Obscured by the headlines that followed these high profile machinations was the announcement of the third report of the Knight Commission on Intercollegiate Athletics, entitled Restoring the Balance: Dollars, Values, and the Future of College Sports. This report was not as provocative as the first two, but it was certainly timely, dealing as it did with the impact of the enormous and rapidly increasing funding of college sports that seemingly overwhelms all other considerations in the strategies of these programs and the deliberations on conference affiliations. In fact, in the release of the report, the Commission noted that recent events give “new urgency to the finding of a survey in which a majority of university presidents agreed that current spending trends cannot be sustained”.
The recommendations offer three principles for reform: (1) require that financial reports be public and transparent; (2) reward institutions that make academic values a priority; and (3) treat athletes as students first and foremost–not as professionals. The Commission further recommends that the financial reports filed by each institution with the NCAA be made public and include an additional measure comparing spending in athletics and academics, with athletic revenue distribution more closely tied to academic values and standards.
I am on record in this publication in agreement with almost every conclusion and recommendation of the first two Knight Commission reports (see The Student-Athlete Myth, August 2001 and A Profile in Academic Courage, November 2003) and I certainly have no problem with the current recommendations, although some of them seem to require significant transformation of human nature. But here is the immediate problem: Of 119 colleges with NCAA Division 1-A football programs, only 19 were profitable in 2009 and only six have been profitable for five consecutive years, so the “arms race” in college athletics is producing a clear demarcation between the “haves” and the “have-nots”, and the gap is becoming more pronounced with every passing year.
In the interest of full disclosure, my alma mater, The University of Texas, is one of the six and leads the nation in annual gross athletic revenues at $138 million, a fact that gives me no great cause for celebration, but I will add this–although I am no fan of the current system, until we fix it, UT has no intention of unilateral disarmament. And I should also add that UT athletics is one of the very few programs that not only doesn’t require any subsidy from its parent, but rather distributes significant funding to the academic side of the institution on an annual basis. Common sense dictates that sustainable coexistence by UT and others among the “haves” in the same conference with schools on the other end of the financial spectrum is problematic at best.
So what will be the outcome?
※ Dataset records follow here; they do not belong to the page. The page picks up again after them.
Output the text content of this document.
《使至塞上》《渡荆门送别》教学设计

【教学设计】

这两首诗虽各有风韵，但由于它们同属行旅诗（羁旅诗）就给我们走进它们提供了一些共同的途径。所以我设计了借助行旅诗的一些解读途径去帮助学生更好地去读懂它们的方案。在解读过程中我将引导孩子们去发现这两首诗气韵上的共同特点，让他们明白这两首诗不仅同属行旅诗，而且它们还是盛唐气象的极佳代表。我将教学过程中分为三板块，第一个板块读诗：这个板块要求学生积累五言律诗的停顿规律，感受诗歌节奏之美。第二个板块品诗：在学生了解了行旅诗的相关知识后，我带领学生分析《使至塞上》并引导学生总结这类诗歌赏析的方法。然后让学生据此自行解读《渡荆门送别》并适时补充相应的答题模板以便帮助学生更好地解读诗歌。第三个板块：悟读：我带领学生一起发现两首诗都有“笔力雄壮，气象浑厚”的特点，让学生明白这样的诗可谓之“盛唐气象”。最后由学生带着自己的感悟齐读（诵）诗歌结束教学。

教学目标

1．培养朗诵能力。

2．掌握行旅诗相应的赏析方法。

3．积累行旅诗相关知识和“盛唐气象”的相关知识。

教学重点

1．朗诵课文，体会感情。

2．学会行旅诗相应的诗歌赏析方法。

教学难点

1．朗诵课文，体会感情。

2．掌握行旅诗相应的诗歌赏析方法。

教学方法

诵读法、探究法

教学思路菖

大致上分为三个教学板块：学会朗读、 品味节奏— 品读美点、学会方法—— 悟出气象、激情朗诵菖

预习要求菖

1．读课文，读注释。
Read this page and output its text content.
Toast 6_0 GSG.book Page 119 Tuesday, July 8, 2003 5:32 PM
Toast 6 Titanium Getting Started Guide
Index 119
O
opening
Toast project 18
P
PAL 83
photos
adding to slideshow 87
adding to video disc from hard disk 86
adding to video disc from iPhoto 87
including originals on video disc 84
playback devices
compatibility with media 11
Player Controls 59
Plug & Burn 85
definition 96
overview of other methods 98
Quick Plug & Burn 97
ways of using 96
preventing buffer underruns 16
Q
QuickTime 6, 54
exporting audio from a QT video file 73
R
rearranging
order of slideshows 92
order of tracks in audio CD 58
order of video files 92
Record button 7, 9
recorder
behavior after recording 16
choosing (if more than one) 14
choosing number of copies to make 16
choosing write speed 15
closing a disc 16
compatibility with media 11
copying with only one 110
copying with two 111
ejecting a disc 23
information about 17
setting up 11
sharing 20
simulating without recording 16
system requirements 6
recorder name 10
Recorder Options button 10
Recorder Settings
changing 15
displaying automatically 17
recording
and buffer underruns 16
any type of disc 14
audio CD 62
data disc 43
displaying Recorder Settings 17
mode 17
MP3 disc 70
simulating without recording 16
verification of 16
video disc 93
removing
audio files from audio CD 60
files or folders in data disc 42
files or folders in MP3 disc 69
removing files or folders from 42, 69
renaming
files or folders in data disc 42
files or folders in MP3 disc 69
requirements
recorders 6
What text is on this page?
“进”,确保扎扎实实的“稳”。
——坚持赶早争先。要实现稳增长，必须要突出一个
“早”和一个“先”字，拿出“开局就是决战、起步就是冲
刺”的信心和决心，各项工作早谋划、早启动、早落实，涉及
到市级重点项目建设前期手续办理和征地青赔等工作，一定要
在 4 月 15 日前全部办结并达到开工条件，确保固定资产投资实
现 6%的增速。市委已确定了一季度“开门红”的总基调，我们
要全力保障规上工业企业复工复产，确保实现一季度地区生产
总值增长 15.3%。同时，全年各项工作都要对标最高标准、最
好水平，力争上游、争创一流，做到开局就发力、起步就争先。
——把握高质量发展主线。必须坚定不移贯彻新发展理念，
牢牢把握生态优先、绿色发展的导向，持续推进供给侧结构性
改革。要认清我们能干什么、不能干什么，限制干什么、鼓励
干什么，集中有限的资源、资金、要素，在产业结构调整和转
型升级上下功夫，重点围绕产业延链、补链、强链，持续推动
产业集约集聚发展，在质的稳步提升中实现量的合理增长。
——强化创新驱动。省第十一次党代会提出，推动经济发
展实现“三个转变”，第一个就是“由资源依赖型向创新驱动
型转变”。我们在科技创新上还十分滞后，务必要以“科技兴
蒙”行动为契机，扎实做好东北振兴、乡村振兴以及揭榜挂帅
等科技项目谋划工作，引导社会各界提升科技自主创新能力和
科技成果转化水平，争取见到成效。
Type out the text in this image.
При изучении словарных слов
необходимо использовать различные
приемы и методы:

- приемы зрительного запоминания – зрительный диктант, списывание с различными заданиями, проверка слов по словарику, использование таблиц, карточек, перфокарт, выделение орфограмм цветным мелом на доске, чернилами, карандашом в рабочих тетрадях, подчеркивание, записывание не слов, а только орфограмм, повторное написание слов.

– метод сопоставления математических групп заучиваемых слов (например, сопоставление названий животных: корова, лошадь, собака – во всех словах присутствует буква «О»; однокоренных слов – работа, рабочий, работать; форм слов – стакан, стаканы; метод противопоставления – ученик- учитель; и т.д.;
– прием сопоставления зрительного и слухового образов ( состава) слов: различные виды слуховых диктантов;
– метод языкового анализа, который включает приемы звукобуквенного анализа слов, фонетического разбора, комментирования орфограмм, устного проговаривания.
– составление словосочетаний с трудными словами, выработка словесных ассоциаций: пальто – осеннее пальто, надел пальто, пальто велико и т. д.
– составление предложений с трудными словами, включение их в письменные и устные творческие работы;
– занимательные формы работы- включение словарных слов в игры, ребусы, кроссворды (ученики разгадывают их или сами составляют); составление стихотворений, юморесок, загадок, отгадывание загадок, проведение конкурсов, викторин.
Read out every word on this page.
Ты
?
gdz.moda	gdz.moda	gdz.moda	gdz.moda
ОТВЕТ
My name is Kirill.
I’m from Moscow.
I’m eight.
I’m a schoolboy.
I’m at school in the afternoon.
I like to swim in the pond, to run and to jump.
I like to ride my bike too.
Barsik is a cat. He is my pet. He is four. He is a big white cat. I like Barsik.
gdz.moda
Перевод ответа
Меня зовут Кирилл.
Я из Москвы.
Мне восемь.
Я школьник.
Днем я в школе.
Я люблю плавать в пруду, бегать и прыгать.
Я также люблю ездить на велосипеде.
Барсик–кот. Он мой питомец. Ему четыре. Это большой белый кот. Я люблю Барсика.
I certainly don’t know and I’m not sure anyone can predict. But I fear that if the leadership of the schools at the upper end of financial success do not take aggressive action soon, there is a risk of government intervention on issues such as tax exemption, compensation of student-athletes, and anti-trust considerations, not to mention intervention in matters of conference membership, none of which will be productive for college athletics or academics.